Fluoropyrimidines such as 5-fluorouracil (5-FU) and 5-fluoro-2'deoxyuridine (FUDR) are among the most effective chemotherapeutic agents for treatment of metastatic colorectal cancer (CRC). Increased expression of thymidylate synthetase (TS) in CRC metastases has been proposed to be an important mechanism of resistance to fluoropyrimidine-based chemotherapy.
The present study investigated whether TS mRNA levels in liver metastases of 20 CRC patients before treatment with FUDR by hepatic arterial infusion (HAI) correlated with frequency of clinical response or survival duration.

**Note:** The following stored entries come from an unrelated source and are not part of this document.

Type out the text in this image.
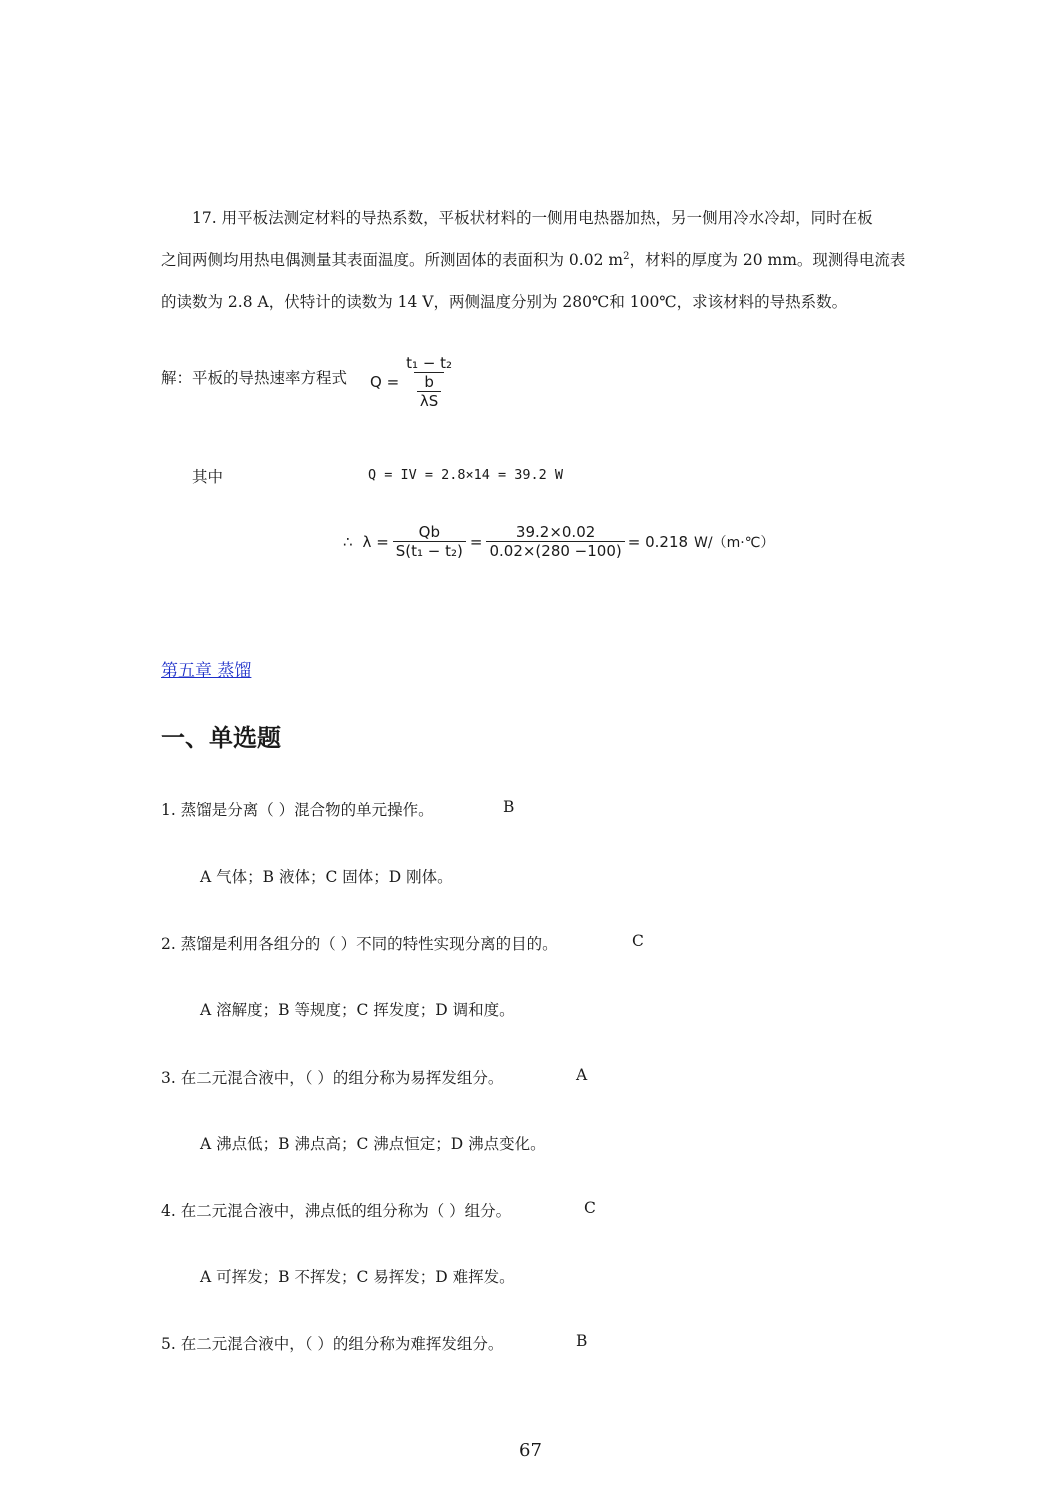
17. 用平板法测定材料的导热系数，平板状材料的一侧用电热器加热，另一侧用冷水冷却，同时在板
之间两侧均用热电偶测量其表面温度。所测固体的表面积为 0.02 $m^2$，材料的厚度为 20 mm。现测得电流表
的读数为 2.8 A，伏特计的读数为 14 V，两侧温度分别为 280℃和 100℃，求该材料的导热系数。
解：平板的导热速率方程式 $Q = \frac{\text{t₁ − t₂}}{\frac{b}{\lambda S}}$
其中	Q = IV = 2.8×14 = 39.2 W
∴ $\lambda = \frac{Qb}{\text{S(t₁ − t₂)}} = \frac{39.2\times 0.02}{0.02\times(280 -100)} = 0.218$ W/（m·℃）
第五章 蒸馏
一、单选题
1. 蒸馏是分离（ ）混合物的单元操作。	B
A 气体；B 液体；C 固体；D 刚体。
2. 蒸馏是利用各组分的（ ）不同的特性实现分离的目的。	C
A 溶解度；B 等规度；C 挥发度；D 调和度。
3. 在二元混合液中，（ ）的组分称为易挥发组分。	A
A 沸点低；B 沸点高；C 沸点恒定；D 沸点变化。
4. 在二元混合液中，沸点低的组分称为（ ）组分。	C
A 可挥发；B 不挥发；C 易挥发；D 难挥发。
5. 在二元混合液中，（ ）的组分称为难挥发组分。	B
67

Median survival duration of patients with TS mRNA levels above and below the median was 15 and 18 months, respectively (p > 0.05). Clinical response was achieved in 40% of patients with low TS mRNA levels, but in only 20% of patients with high TS mRNA levels (p = 0.01). TS mRNA levels were also measured for liver metastases of 7 of the patients that did not achieve a clinical response. A statistically significant increase in expression of TS mRNA was observed for liver metastases resistant to chemotherapy (21 ± 14) in comparison to liver metastases of the same patients before chemotherapy (8 ± 4) (p = 0.03).

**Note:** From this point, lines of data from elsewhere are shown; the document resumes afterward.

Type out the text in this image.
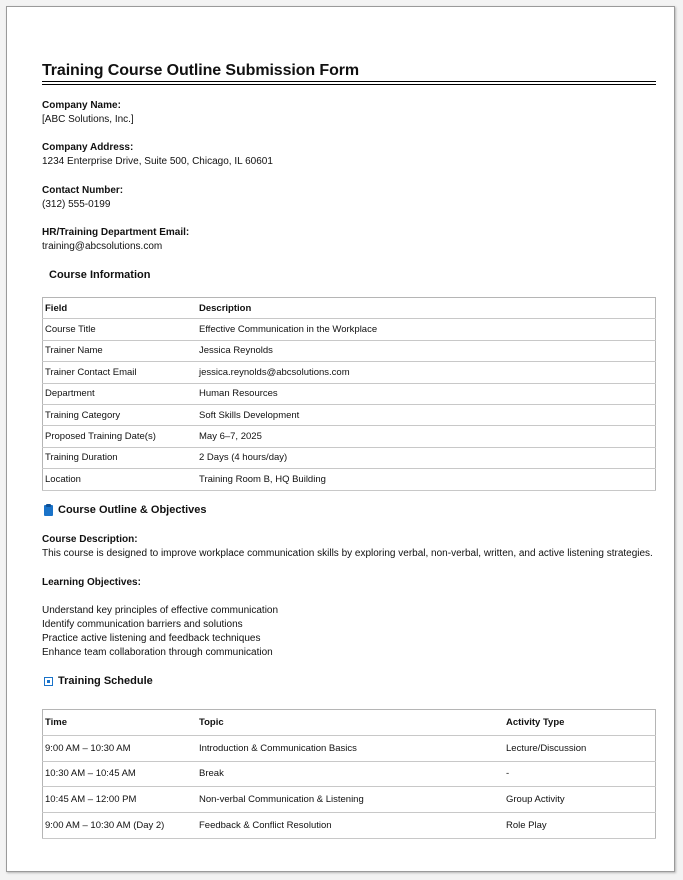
Training Course Outline Submission Form
Company Name:
[ABC Solutions, Inc.]
Company Address:
1234 Enterprise Drive, Suite 500, Chicago, IL 60601
Contact Number:
(312) 555-0199
HR/Training Department Email:
training@abcsolutions.com
Course Information
Field	Description
Course Title	Effective Communication in the Workplace
Trainer Name	Jessica Reynolds
Trainer Contact Email	jessica.reynolds@abcsolutions.com
Department	Human Resources
Training Category	Soft Skills Development
Proposed Training Date(s)	May 6–7, 2025
Training Duration	2 Days (4 hours/day)
Location	Training Room B, HQ Building
Course Outline & Objectives
Course Description:
This course is designed to improve workplace communication skills by exploring verbal, non-verbal, written, and active listening strategies.
Learning Objectives:
Understand key principles of effective communication
Identify communication barriers and solutions
Practice active listening and feedback techniques
Enhance team collaboration through communication
Training Schedule
Time	Topic	Activity Type
9:00 AM – 10:30 AM	Introduction & Communication Basics	Lecture/Discussion
10:30 AM – 10:45 AM	Break	-
10:45 AM – 12:00 PM	Non-verbal Communication & Listening	Group Activity
9:00 AM – 10:30 AM (Day 2)	Feedback & Conflict Resolution	Role Play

This is the first report to demonstrate increased TS expression in liver metastases from CRC patients resistant to fluoropyrimidine based chemotherapy. These findings are consistent with previous studies indicating that increased TS expression is associated with resistance to fluoropyrimidine-based chemotherapy.

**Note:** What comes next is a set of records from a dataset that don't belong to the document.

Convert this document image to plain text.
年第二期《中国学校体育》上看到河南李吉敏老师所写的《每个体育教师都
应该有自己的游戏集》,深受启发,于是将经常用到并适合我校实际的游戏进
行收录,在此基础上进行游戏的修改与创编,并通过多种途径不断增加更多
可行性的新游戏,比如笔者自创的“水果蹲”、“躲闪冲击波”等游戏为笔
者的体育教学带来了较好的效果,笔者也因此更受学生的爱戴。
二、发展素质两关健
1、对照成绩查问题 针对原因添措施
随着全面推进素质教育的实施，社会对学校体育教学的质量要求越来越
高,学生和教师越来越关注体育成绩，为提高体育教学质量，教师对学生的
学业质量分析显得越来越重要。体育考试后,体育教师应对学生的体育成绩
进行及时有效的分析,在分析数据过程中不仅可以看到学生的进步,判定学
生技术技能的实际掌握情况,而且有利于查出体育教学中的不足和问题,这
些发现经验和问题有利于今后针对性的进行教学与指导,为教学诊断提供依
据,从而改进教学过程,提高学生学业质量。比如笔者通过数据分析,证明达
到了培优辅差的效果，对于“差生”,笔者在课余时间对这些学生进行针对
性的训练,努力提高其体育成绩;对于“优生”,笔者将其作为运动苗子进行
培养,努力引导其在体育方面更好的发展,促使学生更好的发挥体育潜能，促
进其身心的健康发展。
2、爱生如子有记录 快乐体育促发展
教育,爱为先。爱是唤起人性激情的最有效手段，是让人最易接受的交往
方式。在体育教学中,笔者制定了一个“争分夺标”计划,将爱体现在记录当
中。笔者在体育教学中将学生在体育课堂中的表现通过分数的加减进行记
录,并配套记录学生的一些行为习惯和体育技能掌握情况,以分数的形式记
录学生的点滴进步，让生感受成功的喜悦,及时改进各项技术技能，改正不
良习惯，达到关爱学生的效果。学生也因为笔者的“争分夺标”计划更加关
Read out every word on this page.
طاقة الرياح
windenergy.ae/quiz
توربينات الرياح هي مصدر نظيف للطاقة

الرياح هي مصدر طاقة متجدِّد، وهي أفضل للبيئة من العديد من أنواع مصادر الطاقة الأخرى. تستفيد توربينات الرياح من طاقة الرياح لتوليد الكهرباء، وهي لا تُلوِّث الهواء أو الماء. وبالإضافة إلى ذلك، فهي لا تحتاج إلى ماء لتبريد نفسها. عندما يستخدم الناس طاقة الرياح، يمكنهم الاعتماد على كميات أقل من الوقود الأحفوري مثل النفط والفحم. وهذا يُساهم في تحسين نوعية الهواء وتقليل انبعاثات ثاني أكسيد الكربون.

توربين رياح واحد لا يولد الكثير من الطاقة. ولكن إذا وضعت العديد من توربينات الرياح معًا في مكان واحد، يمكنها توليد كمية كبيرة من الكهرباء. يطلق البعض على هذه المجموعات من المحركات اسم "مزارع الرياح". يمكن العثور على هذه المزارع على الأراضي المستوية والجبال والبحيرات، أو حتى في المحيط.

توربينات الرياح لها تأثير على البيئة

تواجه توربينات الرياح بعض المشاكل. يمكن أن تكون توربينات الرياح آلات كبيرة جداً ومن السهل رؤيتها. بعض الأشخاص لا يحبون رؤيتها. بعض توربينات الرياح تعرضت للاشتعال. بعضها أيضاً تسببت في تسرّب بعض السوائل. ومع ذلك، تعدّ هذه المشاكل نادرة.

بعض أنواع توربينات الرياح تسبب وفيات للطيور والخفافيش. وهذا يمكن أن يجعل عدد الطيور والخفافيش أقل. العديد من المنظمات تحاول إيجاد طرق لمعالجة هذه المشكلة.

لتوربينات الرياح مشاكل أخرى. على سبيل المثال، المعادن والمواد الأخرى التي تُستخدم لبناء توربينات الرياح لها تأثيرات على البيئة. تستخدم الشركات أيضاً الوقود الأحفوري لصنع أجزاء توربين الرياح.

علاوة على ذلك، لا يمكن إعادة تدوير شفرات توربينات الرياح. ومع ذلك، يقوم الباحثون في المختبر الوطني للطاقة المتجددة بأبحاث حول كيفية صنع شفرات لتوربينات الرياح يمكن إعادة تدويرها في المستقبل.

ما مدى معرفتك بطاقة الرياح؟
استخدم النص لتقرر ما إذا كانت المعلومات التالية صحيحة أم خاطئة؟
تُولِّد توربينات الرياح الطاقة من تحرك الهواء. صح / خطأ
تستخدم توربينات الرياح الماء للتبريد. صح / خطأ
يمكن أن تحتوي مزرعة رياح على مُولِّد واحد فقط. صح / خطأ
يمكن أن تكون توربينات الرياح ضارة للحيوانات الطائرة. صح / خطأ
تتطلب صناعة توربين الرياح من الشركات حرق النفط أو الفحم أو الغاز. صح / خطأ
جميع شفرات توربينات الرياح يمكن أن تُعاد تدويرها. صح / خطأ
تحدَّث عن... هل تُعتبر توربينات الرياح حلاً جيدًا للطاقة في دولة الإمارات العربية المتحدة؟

Keywords:Thymidylate Synthetase; Liver Metastasis; Colon Rectal Cancer; FUDR
Colorectal cancer (CRC) occurs commonly in both men and women of developed nations . There is a high risk of distant metastasis and local recurrence of CRC. Significant advances have been made in surgical management and adjuvant treatment of CRC patients. Adjuvant CRC therapies include local radiation and systemic chemotherapy that may be administered either preoperatively or postoperatively . Despite these developments in treatment, nearly half of CRC patients will die from this disease.
Fluoropyrimidines such as 5-fluorouracil (5-FU) and 5-fluoro-2'-deoxyuridine (FUDR) are among the most effective chemotherapeutic agents for treatment of CRC. Hepatic arterial infusion (HAI) of FUDR yields a complete or partial response in approximately 40% of CRC patients with liver metastasis . Fluoropyrimidine metabolites form a covalent complex with thymidylate synthetase (TS). Formation of this complex prevents biosynthesis of intracellular thymidylate, which is essential for DNA biosynthesis. An increase in TS protein levels has been suggested to be an important mechanism of resistance to chemotherapy with fluoropyrimidines .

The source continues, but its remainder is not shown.